Der Rednitzhembacher Weg sei für sie hingegen kostenfrei. Zudem spare sich die Gemeinde viel bürokratischen Aufwand - und Zeit: Während der Neubau einer Straße drei bis sechs Monate dauere, sei man mit Abfräsen und Asphaltieren in einer Woche durch, so der Bürgermeister. Allein heuer stehen 1,2 Kilometer Straße und 800 Meter Gehsteig an - 160 000 Euro brutto werde das die Gemeinde kosten. Wären es Neubauten, müssten allein die Anlieger eine Million Euro zahlen, rechnet Spahl vor.

Dass die sanierten Straßen in Rednitzhembach nicht mehr nach Bauklasse VI, sondern nur noch nach Klasse IV gebaut werden, also weniger belastbar sind, nimmt Spahl da gerne in Kauf. "Der Schwerlastverkehr wird oft ohnehin zu hoch angesetzt", meint er. Auch dass die Straßen im Vergleich zu Kompletterneuerungen keine 30 Jahre mehr, sondern vielleicht nur noch halb so lange halten, stört ihn nicht. Denn oft müssten sie ohnehin vorzeitig aufgerissen werden, wenn etwa Kabel oder Rohre neu verlegt werden.

Freilich konnte Spahl nicht immer mit dieser Überzeugung sprechen. "Am Anfang war es ein Risiko. Wir hatten keine Erfahrungswerte, es hätte auch schief gehen können", gesteht er. Inzwischen ist das anders: Der Bürgermeister bekommt immer wieder Anfragen von Kollegen. Warum steigen dann nicht alle Kommunen auf diese Methode um? "Ingenieurbüros raten in der Regel davon ab, weil sie dann weniger verdienen", meint Spahl trocken. "Und wer unsicher ist, lässt sich eben leicht beeinflussen."

Dass der Straßenunterhalt auch in Germering viel Geld verschlingt, wurde kürzlich wieder im Planungsausschuss deutlich: Nach dem letzten Winter gibt es massive Schäden, 250 000 Euro sind in diesem Jahr für deren Behebung im Haushalt eingeplant. Gleichwohl warnt Stadtbaumeister Ronald Hirschfeld vor Experimenten. Er hält nichts davon, "pauschal" großflächig abzufräsen und neu zu asphaltieren. Das sei ohnehin nicht finanzierbar, und bei kleinen Mängeln auch nicht vertretbar. Zum einen sei Rednitzhembach kleiner als Germering, zum anderen seien die hiesigen Straßen sehr heterogen, was Baujahr und Belastung angeht. Da komme es auf den genauen Befund an, meint Hirschfeld. Generell gehe das Germeringer Bauamt "Stück für Stück" vor, sagt Hirschfeld.
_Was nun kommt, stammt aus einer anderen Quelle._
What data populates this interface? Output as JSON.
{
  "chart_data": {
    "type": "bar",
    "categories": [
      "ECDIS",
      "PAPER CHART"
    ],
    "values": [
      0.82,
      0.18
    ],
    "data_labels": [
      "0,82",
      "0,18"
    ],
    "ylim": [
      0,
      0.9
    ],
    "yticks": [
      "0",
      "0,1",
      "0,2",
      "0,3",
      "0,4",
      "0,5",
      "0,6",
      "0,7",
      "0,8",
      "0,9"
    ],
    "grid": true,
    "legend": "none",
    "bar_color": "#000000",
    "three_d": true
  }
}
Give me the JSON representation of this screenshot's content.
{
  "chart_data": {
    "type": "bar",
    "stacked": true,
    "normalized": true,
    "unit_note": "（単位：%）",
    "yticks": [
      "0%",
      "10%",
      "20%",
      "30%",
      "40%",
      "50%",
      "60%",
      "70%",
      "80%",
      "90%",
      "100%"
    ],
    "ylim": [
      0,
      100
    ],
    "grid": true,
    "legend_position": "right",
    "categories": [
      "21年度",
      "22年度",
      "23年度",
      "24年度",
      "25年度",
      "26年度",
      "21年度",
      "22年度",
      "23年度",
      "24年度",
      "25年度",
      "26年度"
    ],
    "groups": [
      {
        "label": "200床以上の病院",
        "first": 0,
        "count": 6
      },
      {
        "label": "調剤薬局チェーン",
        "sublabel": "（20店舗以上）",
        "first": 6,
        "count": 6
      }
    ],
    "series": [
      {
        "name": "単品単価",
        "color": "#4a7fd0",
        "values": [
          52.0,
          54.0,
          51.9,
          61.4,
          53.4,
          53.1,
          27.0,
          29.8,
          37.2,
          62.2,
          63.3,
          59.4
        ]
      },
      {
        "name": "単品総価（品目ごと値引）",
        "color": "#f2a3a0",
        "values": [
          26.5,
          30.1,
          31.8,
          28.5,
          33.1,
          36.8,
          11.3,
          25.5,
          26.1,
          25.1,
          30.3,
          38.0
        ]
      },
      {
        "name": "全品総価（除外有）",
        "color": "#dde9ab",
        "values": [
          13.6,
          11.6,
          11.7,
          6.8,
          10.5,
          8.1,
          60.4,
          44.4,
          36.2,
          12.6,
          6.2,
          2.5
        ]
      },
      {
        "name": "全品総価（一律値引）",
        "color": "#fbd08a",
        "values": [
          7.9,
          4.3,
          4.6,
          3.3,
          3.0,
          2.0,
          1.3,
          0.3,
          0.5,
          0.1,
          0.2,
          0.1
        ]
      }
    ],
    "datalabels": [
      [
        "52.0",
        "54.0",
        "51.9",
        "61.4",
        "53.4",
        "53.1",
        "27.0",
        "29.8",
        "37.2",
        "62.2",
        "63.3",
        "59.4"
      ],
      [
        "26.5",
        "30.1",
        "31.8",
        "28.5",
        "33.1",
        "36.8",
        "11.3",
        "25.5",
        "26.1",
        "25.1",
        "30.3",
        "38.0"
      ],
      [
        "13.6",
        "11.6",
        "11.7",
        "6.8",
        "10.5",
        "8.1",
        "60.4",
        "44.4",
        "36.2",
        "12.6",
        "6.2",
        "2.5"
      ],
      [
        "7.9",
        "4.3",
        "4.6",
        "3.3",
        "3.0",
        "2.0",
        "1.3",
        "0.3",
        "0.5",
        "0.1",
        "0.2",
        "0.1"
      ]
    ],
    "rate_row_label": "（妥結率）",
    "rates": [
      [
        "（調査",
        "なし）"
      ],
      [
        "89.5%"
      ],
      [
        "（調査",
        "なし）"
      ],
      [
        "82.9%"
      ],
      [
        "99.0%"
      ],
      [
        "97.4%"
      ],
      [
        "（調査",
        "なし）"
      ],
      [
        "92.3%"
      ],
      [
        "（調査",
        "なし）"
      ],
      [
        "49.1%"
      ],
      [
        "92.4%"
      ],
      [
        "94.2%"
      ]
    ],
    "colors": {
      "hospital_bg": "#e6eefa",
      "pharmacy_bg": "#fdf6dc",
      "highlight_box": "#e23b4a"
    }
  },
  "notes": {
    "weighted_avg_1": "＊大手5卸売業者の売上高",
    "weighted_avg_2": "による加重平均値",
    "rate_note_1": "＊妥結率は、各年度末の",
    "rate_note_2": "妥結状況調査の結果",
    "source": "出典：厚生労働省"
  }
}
Einen größeren Bereich abzufräsen und neu zu asphaltieren, hält er nur dann für sinnvoll, wenn ein Schlagloch ins nächste übergehe - "und das machen wir auch".

Für Karin Sepp und ihren Fraktionskollegen Alfred Streicher wäre es in Zeiten knapper Kassen dennoch einen Versuch wert, über unkonventionellere Wege nachzudenken - und sich in Rednitzhembach einmal umzusehen. "Wir werden dranbleiben", sagt Streicher.